Und die zeigt er uns jetzt, um zu verraten, wie er arbeitet. Man könnte auch sagen, er stellt uns seine Familie vor, denn von den vielen Gesichtern sind einige Angehörige – sein verstorbener Vater und Onkel sind da, seine Mutter, sein Neffe als Baby (der ist heute über 30) und sogar ein Abdruck von Quirins eigenem Gesicht. Er zeigt uns die Hand seiner damals 10-jährigen Nichte und wir vergleichen sie mit unseren 9-jährigen Händen. Auf der Oberfläche sieht man jede Falte ganz genau, die Textur der Haut, einfach alles – wie eine Kopie. Aber wie geht das so detailgetreu? Der Künstler nimmt hierfür Abdrücke der Gesichter oder Körperteile mit Gips oder Alginat (das ist ein Material, das aus Algen gewonnen wird) und füllt die entstandene leere Form danach wieder mit einer nächsten Füllmasse, zum Beispiel Gips oder Ton. Man kann aber auch selbst zum Formgeber werden statt nur die Form zu nehmen: In einen großen Tonberg hat Quirin mal ein Loch gegraben (also Material weggenommen) und mit den Händen ganz ohne Vorlage oder Zeichnung zwei Fische modelliert. Danach hat er den Berg mit den „Fischtälern“ außen mit Kunststoff übergossen und als das fest wurde, den Ton innen raus geholt… deswegen sieht die Skulptur aus Plastik von innen ganz anders aus als von außen.

Quirin kennt sich mit dem Formgeben und -nehmen sehr gut aus und seit 2 Jahren leitet er die Werkstatt für Form, Gips, Kunststoff, 3D-Scanning des bbk (das steht für Bundesverband Bildender Künstler und Künstlerinnen). Hier unterstützt er andere Künstler*innen mit seinem (Material-)Wissen und kann auch an eigenen Projekten arbeiten.

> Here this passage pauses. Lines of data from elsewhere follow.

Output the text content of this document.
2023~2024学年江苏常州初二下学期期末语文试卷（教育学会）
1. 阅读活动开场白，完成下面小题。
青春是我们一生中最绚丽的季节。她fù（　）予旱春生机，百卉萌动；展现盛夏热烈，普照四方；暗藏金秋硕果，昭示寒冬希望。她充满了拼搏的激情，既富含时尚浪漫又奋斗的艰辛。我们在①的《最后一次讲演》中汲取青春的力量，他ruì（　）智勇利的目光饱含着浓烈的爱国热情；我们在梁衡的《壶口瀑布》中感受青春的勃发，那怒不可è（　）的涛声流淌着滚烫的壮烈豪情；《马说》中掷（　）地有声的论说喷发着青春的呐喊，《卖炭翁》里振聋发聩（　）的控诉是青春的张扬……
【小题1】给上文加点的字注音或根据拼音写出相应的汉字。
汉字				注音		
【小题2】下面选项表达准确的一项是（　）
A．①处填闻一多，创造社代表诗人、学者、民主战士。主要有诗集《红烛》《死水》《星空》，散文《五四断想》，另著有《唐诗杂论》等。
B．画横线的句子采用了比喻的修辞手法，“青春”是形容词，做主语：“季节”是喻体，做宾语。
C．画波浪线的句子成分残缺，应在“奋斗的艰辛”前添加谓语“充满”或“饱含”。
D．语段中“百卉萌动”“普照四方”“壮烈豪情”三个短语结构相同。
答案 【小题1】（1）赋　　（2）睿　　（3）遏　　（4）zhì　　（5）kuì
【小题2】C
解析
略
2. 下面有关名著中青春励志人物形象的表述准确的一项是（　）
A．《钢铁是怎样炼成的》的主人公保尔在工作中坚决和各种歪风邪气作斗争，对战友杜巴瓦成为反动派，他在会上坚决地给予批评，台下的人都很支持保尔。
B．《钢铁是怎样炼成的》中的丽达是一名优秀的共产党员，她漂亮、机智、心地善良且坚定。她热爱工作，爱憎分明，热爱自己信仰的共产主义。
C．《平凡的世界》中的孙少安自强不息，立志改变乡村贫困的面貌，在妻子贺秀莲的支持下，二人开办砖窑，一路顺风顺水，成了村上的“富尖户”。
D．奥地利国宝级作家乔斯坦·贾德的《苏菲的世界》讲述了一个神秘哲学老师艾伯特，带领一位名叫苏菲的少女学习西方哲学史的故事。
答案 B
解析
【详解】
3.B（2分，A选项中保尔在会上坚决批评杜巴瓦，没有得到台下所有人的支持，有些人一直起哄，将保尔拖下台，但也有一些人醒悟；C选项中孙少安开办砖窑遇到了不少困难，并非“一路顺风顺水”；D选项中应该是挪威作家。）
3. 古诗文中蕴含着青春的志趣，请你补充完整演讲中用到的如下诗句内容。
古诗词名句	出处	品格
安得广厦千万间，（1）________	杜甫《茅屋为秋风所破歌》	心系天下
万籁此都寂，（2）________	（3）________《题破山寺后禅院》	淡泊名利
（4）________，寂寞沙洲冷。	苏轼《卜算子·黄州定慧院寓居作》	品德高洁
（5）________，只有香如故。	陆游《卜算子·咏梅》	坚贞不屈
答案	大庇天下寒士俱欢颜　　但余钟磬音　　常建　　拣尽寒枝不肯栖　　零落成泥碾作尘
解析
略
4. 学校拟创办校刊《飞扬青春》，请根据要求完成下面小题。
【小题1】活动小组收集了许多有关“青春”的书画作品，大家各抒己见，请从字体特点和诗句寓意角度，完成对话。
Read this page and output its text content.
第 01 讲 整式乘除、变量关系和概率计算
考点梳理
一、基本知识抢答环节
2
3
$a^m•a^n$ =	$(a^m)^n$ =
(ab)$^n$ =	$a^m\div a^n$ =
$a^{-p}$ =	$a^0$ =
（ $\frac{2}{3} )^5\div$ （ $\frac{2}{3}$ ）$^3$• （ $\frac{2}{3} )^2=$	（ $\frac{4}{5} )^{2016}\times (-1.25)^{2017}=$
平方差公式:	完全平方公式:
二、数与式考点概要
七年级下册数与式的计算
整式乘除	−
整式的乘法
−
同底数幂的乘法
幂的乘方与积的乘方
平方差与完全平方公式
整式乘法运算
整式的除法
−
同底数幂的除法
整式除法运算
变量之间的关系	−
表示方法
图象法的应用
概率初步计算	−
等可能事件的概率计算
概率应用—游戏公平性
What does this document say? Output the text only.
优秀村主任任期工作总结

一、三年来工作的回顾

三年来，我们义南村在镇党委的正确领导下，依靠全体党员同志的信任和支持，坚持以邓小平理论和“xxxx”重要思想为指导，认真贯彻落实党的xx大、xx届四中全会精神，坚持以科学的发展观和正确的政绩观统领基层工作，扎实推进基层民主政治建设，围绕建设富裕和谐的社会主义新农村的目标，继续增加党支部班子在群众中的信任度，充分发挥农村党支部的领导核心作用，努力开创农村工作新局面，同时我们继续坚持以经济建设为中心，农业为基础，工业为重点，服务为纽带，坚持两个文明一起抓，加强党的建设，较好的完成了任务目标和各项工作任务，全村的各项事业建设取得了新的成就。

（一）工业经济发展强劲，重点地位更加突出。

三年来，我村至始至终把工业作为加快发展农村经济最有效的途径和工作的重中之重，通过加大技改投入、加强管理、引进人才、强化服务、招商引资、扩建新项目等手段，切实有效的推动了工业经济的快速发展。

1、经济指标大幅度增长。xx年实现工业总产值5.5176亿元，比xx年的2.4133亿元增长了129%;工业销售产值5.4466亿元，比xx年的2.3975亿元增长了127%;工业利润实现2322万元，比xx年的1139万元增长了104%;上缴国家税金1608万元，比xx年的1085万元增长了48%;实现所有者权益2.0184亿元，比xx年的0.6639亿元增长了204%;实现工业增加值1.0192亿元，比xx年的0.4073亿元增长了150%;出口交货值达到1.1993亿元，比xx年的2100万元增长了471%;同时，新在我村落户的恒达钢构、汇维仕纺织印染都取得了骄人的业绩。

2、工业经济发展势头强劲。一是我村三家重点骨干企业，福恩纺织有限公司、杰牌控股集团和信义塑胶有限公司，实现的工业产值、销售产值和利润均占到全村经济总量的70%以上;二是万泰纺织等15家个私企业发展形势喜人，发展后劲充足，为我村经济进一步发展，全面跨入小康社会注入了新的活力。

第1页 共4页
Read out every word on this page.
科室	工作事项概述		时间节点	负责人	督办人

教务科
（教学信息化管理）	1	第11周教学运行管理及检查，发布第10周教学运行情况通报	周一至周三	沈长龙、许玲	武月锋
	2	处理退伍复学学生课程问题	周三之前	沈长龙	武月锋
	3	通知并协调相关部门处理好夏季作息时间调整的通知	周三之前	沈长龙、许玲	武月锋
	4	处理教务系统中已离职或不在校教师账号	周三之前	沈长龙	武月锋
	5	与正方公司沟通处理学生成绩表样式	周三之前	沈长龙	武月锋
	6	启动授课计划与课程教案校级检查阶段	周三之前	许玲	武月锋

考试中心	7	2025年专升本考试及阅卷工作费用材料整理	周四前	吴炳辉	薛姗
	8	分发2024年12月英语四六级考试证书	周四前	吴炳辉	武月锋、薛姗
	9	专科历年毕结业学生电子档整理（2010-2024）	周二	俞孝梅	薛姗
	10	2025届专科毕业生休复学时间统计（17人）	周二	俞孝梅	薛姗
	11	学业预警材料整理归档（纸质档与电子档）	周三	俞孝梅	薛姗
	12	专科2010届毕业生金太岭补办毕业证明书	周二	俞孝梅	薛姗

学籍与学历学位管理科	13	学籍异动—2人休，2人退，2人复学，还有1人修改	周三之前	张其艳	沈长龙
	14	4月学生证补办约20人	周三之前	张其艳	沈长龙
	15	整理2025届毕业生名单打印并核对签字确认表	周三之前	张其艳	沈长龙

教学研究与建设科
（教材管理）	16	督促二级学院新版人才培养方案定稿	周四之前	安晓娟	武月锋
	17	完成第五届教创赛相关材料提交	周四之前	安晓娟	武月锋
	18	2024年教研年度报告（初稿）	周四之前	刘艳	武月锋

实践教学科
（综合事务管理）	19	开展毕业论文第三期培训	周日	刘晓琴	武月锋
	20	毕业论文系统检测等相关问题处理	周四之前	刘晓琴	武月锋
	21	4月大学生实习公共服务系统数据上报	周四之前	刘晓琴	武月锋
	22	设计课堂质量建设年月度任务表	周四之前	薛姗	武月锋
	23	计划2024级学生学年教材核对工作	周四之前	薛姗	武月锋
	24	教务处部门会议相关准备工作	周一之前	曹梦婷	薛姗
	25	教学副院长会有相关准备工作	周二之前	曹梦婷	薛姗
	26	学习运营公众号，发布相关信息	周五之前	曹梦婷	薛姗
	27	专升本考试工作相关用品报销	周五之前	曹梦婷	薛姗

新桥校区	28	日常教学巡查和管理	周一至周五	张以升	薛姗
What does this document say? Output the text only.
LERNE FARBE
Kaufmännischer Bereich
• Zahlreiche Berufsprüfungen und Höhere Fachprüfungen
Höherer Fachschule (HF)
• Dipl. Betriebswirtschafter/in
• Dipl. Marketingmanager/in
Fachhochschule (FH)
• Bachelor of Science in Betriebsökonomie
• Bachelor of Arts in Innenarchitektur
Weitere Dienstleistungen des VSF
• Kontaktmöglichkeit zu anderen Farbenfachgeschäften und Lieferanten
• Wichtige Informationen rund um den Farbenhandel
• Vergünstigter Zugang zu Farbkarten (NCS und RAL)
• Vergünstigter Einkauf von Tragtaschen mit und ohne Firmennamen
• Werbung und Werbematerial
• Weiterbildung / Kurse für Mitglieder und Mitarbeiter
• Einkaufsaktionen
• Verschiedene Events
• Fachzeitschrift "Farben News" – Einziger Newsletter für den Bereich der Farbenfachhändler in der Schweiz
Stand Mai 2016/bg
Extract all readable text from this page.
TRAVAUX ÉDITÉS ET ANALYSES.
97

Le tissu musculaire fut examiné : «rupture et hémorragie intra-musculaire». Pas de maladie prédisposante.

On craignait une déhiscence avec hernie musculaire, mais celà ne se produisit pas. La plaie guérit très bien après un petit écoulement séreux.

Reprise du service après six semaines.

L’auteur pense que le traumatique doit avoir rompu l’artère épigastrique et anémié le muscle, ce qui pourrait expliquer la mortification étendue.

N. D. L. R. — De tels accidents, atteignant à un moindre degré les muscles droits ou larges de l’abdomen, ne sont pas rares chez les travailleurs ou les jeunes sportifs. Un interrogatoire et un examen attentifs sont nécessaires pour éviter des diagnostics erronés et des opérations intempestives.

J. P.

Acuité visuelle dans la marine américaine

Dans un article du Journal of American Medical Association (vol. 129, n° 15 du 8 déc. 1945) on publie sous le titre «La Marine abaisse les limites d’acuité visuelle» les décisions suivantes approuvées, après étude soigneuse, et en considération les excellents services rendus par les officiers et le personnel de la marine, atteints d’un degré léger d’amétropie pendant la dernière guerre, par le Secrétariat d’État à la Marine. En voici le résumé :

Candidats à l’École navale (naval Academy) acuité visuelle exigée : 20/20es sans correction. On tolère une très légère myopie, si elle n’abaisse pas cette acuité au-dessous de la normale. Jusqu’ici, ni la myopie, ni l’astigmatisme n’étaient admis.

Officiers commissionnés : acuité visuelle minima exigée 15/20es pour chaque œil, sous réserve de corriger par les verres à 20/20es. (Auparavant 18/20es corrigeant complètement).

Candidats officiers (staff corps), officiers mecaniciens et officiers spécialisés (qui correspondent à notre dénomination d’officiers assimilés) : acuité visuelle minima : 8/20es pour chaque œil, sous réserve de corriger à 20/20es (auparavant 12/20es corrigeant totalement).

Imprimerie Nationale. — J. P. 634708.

Was für ein Glück, dass die Werkstätten einen Katzensprung von den Uferhallen entfernt sind und Quirin uns mitnimmt.

Er führt uns durch die Gips-, Holz-, Metall- und Steinhalle und wir kommen aus dem Staunen nicht mehr raus: Mit einem Elektromeißel wird gerade ein Riesenklotz Marmor geformt, eine Kreissäge zersägt blitzschnell Holz und der Künstler Jay Gard (den wir schon von einer früheren Ephra unterwegs-Runde kennen) schweißt eine große Metallskulptur. Einer von uns erklärt über den Lärm hinweg begeistert, dass es sein großer Traum war, eines Tages mal in eine Werkstatt zu gehen. Und der wurde ihm soeben erfüllt!

In der Gipshalle hat Quirin für uns Ton vorbereitet, wo wir etwas reinmodellieren können, um es danach mit Gips auszugießen. Jetzt wissen wir zum Glück, dass alles was im Ton nach außen zeigt, beim Gipsabdruck später nach innen zeigt und Schrift spiegelverkehrt sein muss, damit man sie auf der Gipsscheibe lesen kann. Wir machen uns direkt an die Arbeit. Leider braucht der Gips zu lange zum Trocken, aber Quirin verspricht uns, unser Werk mit seinem blauen Auto in der Schule abzuliefern. Wir sind schon ganz gespannt, aber auch ohne das Ergebnis gesehen zu haben, wissen wir: Der Tag war ein voller Erfolg!